Aujourd'hui, ce n'est plus la lithographie qui décide de la largeur absolue de la grille d'un transistor - ce relais a été définitivement passé avec le FinFET. Les nouvelles structures Gate-All-Around sont entre les mains des ingénieurs de processus et des experts en dépôt de couches atomiques.

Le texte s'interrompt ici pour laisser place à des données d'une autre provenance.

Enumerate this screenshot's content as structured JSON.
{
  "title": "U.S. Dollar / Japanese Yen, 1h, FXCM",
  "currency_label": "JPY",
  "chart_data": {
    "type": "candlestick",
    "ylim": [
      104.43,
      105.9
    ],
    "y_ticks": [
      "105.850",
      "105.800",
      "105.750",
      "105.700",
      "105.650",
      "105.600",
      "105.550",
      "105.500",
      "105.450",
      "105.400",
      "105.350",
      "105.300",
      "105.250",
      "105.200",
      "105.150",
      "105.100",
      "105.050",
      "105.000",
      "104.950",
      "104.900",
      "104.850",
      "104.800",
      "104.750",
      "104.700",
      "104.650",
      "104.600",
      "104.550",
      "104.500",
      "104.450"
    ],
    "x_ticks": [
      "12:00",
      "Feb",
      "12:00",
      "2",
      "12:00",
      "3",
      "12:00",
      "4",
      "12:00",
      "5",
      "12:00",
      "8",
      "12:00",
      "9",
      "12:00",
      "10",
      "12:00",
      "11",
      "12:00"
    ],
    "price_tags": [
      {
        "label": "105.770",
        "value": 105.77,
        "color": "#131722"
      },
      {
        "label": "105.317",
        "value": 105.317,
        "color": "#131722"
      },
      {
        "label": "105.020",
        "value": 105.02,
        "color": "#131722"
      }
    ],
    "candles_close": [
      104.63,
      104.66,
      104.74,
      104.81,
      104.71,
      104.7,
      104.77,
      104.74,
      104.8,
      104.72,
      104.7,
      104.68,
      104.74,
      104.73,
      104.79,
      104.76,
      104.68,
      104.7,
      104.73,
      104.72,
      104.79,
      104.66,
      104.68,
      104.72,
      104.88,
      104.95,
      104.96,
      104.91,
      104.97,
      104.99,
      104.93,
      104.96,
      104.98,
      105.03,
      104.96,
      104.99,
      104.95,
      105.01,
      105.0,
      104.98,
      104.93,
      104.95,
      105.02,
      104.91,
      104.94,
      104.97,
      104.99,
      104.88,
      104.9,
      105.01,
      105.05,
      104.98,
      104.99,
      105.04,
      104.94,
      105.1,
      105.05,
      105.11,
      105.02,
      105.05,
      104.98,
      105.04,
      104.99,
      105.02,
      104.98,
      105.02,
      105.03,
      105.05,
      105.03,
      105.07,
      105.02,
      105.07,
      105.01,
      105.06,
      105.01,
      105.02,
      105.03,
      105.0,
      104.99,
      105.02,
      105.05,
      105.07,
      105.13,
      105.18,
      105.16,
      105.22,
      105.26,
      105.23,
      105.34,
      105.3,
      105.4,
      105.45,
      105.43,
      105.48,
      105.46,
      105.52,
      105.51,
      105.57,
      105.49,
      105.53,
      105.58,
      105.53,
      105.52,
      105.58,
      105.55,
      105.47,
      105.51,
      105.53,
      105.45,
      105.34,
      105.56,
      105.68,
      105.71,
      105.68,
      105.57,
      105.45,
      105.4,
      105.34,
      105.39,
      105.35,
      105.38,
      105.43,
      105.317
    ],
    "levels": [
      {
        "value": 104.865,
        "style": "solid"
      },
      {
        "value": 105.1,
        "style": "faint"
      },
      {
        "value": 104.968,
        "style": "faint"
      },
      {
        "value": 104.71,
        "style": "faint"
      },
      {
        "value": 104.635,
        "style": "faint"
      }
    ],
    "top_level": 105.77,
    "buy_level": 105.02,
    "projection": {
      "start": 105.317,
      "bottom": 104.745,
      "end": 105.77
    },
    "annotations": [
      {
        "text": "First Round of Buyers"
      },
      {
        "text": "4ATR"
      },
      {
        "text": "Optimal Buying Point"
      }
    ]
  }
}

L'objectif de la lithographie a changé : il s'agit maintenant de savoir combien de milliards de transistors nous pouvons faire tenir sur une puce, et avec quelle intelligence nous pouvons les empiler et les connecter.

Prenez mon AMD Ryzen 7 8700G. Il contient 25,4 milliards de transistors sur 178 mm². Si vous faites le calcul, chaque transistor dispose d'une surface de 84 nanomètres sur 84 nanomètres. Imaginez que vous fassiez tout cela en utilisant des optiques d'une résolution d'environ 13 à 15 nanomètres.

C'est presque un acte de foi que d'insérer une source, une grille, un drain, des connexions locales et peut-être un ou deux via dans ce minuscule carré et d'essayer de l'imprimer, un million de fois. Mais comme nous l'avons vu, nous avons depuis longtemps franchi la ligne où la résolution optique pure était la principale contrainte. Aujourd'hui, il s'agit de savoir ce qui fonctionne, combien de couches de masque vous pouvez vous permettre et avec quelle créativité vous pouvez contourner les règles sans les enfreindre. C'est à ASML qu'il revient de s'assurer que tout cela fonctionne.

Pour faire le lien avec la récente nouvelle selon laquelle TSMC n'adoptera pas l'EUV à haute teneur en azote pour son processus de 14 angströms. Imaginez que vous ayez à prendre une décision de développement dans cet espace d'application de produits de plus en plus complexe, où les clients doivent équilibrer un certain nombre d'options technologiques, toutes coûteuses, toutes de haute technologie. Il n'est pas étonnant qu'ASML achète des entreprises plus proches de l'application de leurs produits. Comprendre ce potentiel doit être une connaissance cruciale lors des choix de développement futurs.